After completing screening on 8 November, the patient will now undergo a two-month run-in period of anti-PD-1 therapy.
During this phase, measurements of extracellular vesicles and anti-tumour T-cell activity will take place.
Should there be no tumour improvement post-run-in, treatment with the Hemopurifier will ensue, with subsequent monitoring for extracellular vesicle concentration reductions and T-cell activity enhancements.
Aethlon Medical’s chief medical officer Steven LaRosa said: “Enrolment of the first patient represents the achievement of a critical milestone for Aethlon Medical in the clinical development of the Hemopurifier in oncology.
“We are thrilled with the pre-screening activity being done to identify patients at Royal Adelaide, as well as the second site, Pindara Private Hospital in the Gold Coast. This trial is our initial step in determining if the Hemopurifier treatment can improve upon the 30-40% response rates to anti-PD-1 therapies such as Opdivo and Keytruda.”
The device targets extracellular vesicles that contribute to cancer proliferation and resistance to anti-PD-1 treatments.
The ongoing trial will include approximately nine to 18 patients and will focus on adverse event incidences and safety laboratory test changes following treatment at various intervals after a two-month run-in with PD-1 antibody monotherapy.

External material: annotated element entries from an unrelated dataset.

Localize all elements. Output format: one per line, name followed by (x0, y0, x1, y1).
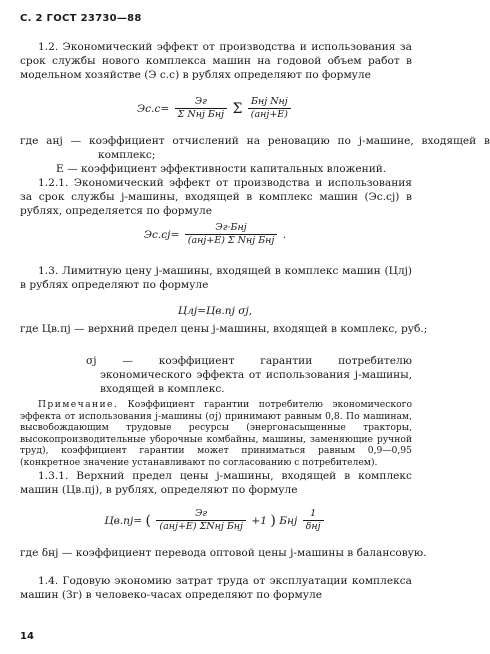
note-text: Коэффициент гарантии потребителю экономического эффекта от использования j-машины (σj) принимают равным 0,8. По машинам, высвобождающим трудовые ресурсы (энергонасыщенные тракторы, высокопроизводительные уборочные комбайны, машины, заменяющие ручной труд), коэффициент гарантии может приниматься равным 0,9—0,95 (конкретное значение устанавливают по согласованию с потребителем). (20, 399, 412, 468)
definition-upper-price: где Цв.пj — верхний предел цены j-машины, входящей в комплекс, руб.; (20, 323, 428, 335)
note-block (20, 399, 412, 469)
paragraph-1-4: 1.4. Годовую экономию затрат труда от эксплуатации комплекса машин (Зг) в человеко-часах определяют по формуле (20, 575, 412, 601)
paragraph-1-2-1: 1.2.1. Экономический эффект от производства и использования за срок службы j-машины, входящей в комплекс машин (Эс.сj) в рублях, определяется по формуле (20, 177, 412, 217)
formula-2-lhs: Эс.сj= (143, 228, 180, 241)
definition-sigma: σj — коэффициент гарантии потребителю экономического эффекта от использования j-машины, входящей в комплекс. (86, 355, 412, 395)
formula-2-fraction (185, 222, 278, 247)
page-number: 14 (20, 631, 34, 642)
formula-3: Цлj=Цв.пj σj, (177, 305, 253, 317)
formula-4-numerator: Эг (156, 508, 246, 521)
paragraph-1-3: 1.3. Лимитную цену j-машины, входящей в комплекс машин (Цлj) в рублях определяют по формуле (20, 265, 412, 291)
page-header: С. 2 ГОСТ 23730—88 (20, 13, 142, 24)
formula-4-denominator: (aнj+E) ΣNнj Бнj (159, 521, 244, 532)
formula-1-denominator-2: (aнj+E) (250, 109, 288, 120)
formula-4-fraction-2 (303, 508, 324, 533)
formula-1-numerator-2: Бнj Nнj (248, 96, 291, 109)
formula-2-numerator: Эг·Бнj (185, 222, 278, 235)
formula-1-lhs: Эс.с= (137, 102, 170, 115)
formula-4-base-price: Бнj (279, 514, 298, 527)
definition-delta: где δнj — коэффициент перевода оптовой цены j-машины в балансовую. (20, 547, 427, 559)
note-label: Примечание. (38, 399, 119, 410)
formula-1-numerator-1: Эг (175, 96, 227, 109)
formula-2 (0, 222, 430, 247)
formula-2-denominator: (aнj+E) Σ Nнj Бнj (187, 235, 275, 246)
formula-4-plus-one: +1 (251, 514, 268, 527)
paragraph-1-3-1: 1.3.1. Верхний предел цены j-машины, входящей в комплекс машин (Цв.пj), в рублях, определяют по формуле (20, 470, 412, 496)
formula-4 (0, 508, 430, 533)
paragraph-1-2: 1.2. Экономический эффект от производства и использования за срок службы нового комплекса машин на годовой объем работ в модельном хозяйстве (Э с.с) в рублях определяют по формуле (20, 41, 412, 81)
formula-4-close-paren: ) (270, 512, 276, 529)
formula-1-fraction-2 (248, 96, 291, 121)
formula-4-open-paren: ( (145, 512, 151, 529)
formula-1-denominator-1: Σ Nнj Бнj (177, 109, 225, 120)
formula-4-fraction (156, 508, 246, 533)
formula-4-numerator-2: 1 (303, 508, 324, 521)
formula-1-fraction-1 (175, 96, 227, 121)
formula-2-tail: . (282, 228, 287, 241)
formula-4-denominator-2: δнj (305, 521, 321, 532)
definition-a: где aнj — коэффициент отчислений на реновацию по j-машине, входящей в комплекс; (20, 135, 490, 161)
definition-e: E — коэффициент эффективности капитальных вложений. (56, 163, 387, 175)
formula-1-sum-sign: Σ (232, 100, 243, 117)
formula-4-lhs: Цв.пj= (104, 514, 143, 527)
formula-1 (0, 96, 430, 121)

Patients unresponsive to initial therapy can enter the Hemopurifier phase where they will receive up to three treatments within one week.
This study not only assesses safety but also seeks to determine the number of treatments necessary to decrease extracellular vesicle concentrations and whether these reductions can boost natural anti-tumour defences.
The findings from these exploratory analyses are expected to shape future efficacy and safety studies required for premarket approval by regulatory bodies.